Ken Lammers is discussing the conflict of interest that exists between a criminal defendant and his court-appointed attorney when there is a cap on the fee for the case. Put simply, once the attorney has worked enough on the case to hit the cap, he’s working for free. That gives him a strong incentive to bring the case to a swift close by mounting a weak defense or encouraging his client to plead guilty.
Ken takes a lot court-appointed indigent defense cases, and he doesn’t like that argument:
Does the defendant have a valid argument? The claim that he cannot trust the defense attorney’s advice is not valid. It assumes bad faith and unethical behavior on the part of the defense attorney. I spend much of my time interacting with people who make their living doing indigent defense and we talk about our trials. I’ve never heard, and do not suspect, that any of them tell their clients to plead guilty because of the loss they will incur if the client chooses to go to trial.
I don’t think Ken knows what he’s talking about. Oh, I’m sure he’s right about the legal issues, but I’m equally sure he’s wrong when he implies that fee caps are not an incentive to rush the defense. I’m pretty sure they are.
If Ken or anybody else doing court-appointed defense is reading this, they’re probably steamed at me right now, because they hate hearing this accusation. They always insist that they treat their indigent defense clients just like their paying clients. And maybe some of them are right about their own behavior. I can’t see into their hearts. But I’m quite sure they’re wrong about defense attorneys as a statistical group.

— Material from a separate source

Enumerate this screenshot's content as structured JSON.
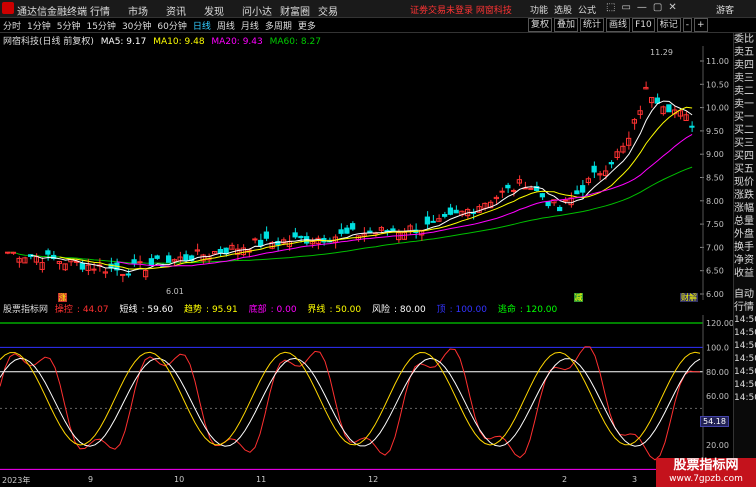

The reason for my certainty is simple economics: If defense attorneys don’t change their behavior in response to incentives, they’re unique among all humankind.
Consider this: If you touch something that hurts you, you’ll flinch away from it. This is a reflexive response that happens mostly within the nervous system. No higher-order brain function is involved in causing the flinch. Yet experiments have shown that if you hand someome a cup of coffee that is unexpectedly hot, they will be significantly less likely to drop it if you first tell them it’s an expensive cup. Somehow the knowledge of the cost moderates their reflexes.
Or consider that economists have long predicted that driving behavior responds to incentives just like anything else in economics: People buy more of something if the price goes down. One of the major costs of reckless driving is injury in car accidents, and if you reduce the chance of injury, people will respond by driving more recklessly. Econometric studies have shown that this is more than just theory: People in cars with seat belts (and later air bags) get into more accidents than people without them (even controlling for things like age and prior driving record).
If people respond to incentives in such disparate situations, I think it’s realistic to assume that defense attorneys are not exempt from the effects of incentives.
I don’t know enough about lawyering to say how they respond in any detail, but I can guess that in general they make a series of time-and-cost saving decisions in gray areas where there are no clear rules. Should they spend one more hour researching the law? Or one more hour trying to find a witness? Should they make one more trip to interview their client? These little decisions will add up, and they will change the lawyer’s estimation of how winnable the case is. And then the client will make his own decision about what to do based on the lawyer’s estimation.
Understand, I’m not saying that defense lawyers are being unethical, and I’m certainly not taking a side on whether the courts should take notice of this behavior. I’m just saying that lawyers will respond to the incentives they encounter, just like everyone else.